With an element_map that looks like this:

[[0 0 0 0 1 1 1 1 0 0 0 0 0 0 0 1 0]
 [1 0 0 0 1 0 0 1 0 1 0 0 0 0 0 1 1]
 [0 0 0 1 1 0 0 1 0 1 0 1 0 0 0 1 1]
 [0 1 0 0 1 0 0 1 0 0 0 0 0 0 0 0 1]
 [1 1 0 1 0 1 0 1 0 1 0 0 0 0 0 0 1]
 [1 0 0 0 1 0 0 1 0 0 0 0 0 0 0 0 1]
 [0 0 0 0 1 0 1 1 0 1 0 0 0 0 0 0 1]
 [0 0 0 1 0 0 0 0 0 1 0 0 0 0 0 0 1]
 [1 0 0 1 1 1 0 0 0 1 0 0 0 0 0 1 1]]

...the result I get is:

((0, 0), 0) idx 2 
((0, 0), 1) idx 2 
((0, 0), 9) idx 2 
((0, 0), 16) idx 3
((0, 1), 5) idx 2 
((0, 1), 6) idx 2 
((0, 1), 9) idx 4 
((0, 2), 3) idx 2 
((1, 0), 1) idx 2 
((1, 0), 5) idx 2 
((1, 1), 4) idx 7 
((1, 1), 15) idx 4
((1, 2), 1) idx 2 
((2, 0), 0) idx 3 
((2, 1), 3) idx 4 
((2, 2), 7) idx 2 

The format is: ((x,y), selected_attribute). (x,y) is the coordinate in the 3 x 3 matrix and selected_attribute is one of the selected attributes for that place.

Example

Let's consider the element at (1,1), because it is adjacent to all other places. The data for this element is:

[1 1 0 1 0 1 0 1 0 1 0 0 0 0 0 0 1]

The selected attributes for (1,1) in the result are 4 and 15. Taking a look at the element_map, attribute 4 is a good choice for this element, because all except for the second-to-last element have a value of 1 for that attribute. The other selected attribute, 15, is not good, however, because the attribute at index 15 is a zero for the second-to-last element. For the element at (1,1), attribute 4 would work in combination with the following attribute indices: 3 or 9 or 16, because for the second-to-last element, those attribute values are all 1.

Adjacency Constraint Definition

So the adjacency constraint should be: assign attributes to a place such that all adjacent places have at least one value of 1 among all the selected attributes. And it is a minimization problem, so overall I want the minimum number of attributes assigned to each place that meet the constraints.
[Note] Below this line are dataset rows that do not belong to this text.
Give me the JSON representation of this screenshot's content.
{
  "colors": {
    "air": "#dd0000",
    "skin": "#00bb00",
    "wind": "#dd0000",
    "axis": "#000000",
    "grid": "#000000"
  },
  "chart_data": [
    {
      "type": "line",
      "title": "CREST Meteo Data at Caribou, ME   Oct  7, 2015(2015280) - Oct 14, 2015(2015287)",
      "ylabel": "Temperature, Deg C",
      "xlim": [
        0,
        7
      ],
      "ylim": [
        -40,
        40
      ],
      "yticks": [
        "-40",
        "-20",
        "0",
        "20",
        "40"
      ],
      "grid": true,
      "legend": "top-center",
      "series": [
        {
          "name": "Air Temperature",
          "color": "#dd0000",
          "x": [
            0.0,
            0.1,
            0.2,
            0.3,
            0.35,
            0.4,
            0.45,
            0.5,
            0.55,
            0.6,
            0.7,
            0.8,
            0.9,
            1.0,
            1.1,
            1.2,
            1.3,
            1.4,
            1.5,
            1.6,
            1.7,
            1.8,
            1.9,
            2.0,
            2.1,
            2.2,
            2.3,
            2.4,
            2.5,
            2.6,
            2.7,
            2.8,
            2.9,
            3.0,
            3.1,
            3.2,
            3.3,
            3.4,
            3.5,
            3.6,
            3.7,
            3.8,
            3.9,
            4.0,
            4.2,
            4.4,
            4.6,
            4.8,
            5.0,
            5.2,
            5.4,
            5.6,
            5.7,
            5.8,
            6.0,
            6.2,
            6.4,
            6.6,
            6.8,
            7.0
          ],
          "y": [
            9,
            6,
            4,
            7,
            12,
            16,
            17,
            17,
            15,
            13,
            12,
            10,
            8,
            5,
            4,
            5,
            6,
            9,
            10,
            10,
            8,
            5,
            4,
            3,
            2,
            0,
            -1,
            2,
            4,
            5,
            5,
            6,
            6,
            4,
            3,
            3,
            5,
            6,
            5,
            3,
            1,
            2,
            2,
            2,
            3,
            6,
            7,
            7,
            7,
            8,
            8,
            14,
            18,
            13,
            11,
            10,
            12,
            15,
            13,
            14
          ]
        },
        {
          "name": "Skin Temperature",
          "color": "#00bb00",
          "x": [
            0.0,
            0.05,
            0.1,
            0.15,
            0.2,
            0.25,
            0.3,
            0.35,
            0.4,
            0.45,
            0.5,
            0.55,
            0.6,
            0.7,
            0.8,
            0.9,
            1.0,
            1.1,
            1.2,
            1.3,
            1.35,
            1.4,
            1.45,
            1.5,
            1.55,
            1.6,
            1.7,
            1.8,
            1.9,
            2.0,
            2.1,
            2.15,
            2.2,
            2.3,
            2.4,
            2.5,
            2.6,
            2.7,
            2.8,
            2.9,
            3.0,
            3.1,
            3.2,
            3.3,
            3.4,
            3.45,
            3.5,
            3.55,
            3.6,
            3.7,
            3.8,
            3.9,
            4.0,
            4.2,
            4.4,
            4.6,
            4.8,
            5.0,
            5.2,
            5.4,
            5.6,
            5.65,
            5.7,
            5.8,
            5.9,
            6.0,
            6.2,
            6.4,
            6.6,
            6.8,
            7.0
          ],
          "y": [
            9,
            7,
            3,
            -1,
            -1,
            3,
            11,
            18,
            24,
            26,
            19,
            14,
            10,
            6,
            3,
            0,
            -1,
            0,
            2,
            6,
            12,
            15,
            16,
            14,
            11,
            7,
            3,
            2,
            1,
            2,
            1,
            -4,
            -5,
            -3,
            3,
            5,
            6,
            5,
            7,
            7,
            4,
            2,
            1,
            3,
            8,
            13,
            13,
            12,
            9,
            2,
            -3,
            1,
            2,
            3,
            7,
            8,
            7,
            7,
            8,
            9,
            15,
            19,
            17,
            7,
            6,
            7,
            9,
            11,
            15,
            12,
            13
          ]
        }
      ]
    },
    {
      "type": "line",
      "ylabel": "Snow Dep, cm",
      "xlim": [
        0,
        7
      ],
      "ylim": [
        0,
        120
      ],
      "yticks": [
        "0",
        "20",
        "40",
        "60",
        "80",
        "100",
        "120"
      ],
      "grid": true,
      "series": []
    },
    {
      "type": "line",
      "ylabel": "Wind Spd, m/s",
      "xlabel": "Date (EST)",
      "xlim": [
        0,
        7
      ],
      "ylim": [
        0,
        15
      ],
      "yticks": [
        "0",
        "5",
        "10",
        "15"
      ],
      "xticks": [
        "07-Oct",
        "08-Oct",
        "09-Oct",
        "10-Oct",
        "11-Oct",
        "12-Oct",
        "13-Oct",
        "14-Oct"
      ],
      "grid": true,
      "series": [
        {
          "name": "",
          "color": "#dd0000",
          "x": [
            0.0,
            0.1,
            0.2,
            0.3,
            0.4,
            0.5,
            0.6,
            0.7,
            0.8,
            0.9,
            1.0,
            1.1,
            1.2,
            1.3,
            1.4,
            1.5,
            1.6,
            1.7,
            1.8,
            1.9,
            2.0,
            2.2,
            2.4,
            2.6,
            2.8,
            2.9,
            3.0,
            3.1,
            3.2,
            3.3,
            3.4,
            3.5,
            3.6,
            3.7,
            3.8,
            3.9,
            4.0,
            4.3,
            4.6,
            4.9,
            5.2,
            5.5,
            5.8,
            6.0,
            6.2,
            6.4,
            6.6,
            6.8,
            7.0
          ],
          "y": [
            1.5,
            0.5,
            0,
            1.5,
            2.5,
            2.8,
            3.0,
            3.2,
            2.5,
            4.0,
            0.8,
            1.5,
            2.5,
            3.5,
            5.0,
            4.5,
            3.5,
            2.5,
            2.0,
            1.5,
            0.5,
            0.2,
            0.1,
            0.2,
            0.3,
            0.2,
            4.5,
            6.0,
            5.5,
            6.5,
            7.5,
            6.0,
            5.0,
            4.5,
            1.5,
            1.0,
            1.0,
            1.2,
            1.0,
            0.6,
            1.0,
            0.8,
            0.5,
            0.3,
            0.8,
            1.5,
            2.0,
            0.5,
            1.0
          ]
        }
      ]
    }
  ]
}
I hope this was clear, please comment if there's something I can clarify; thanks for reading!


Solution

  • You need a couple of components....

    First, you need an indexed list of which places are adjacent to each place. If you are using your single-digit indexing system, that would be something like:

    neighbors = { 0: [1, 3, 4], 1: [0, 3, 4, 5, 2], ...}
    

    these indices will be the basis of summation for a constraint to ensure coverage. Something like in pseudocode/untested:

    def cover(model, base, neighbor):
        return sum(model.place[base, a] * element_map[neighbor, a] for a in attributes) >= 1
    
    # make some flat list of all the possible base-neighbor combos...
    bn = [(b, n) for b in neighbors for n in neighbors[b] ]
    
    model.neighbor_coverage = pyo.Constraint(bn, rule=cover)
    

    Basically stating that for each base-neighbor combo, you must select some attribute with place that generates coverage.

    Try to see if you can get that spinning. If stuck, comment back!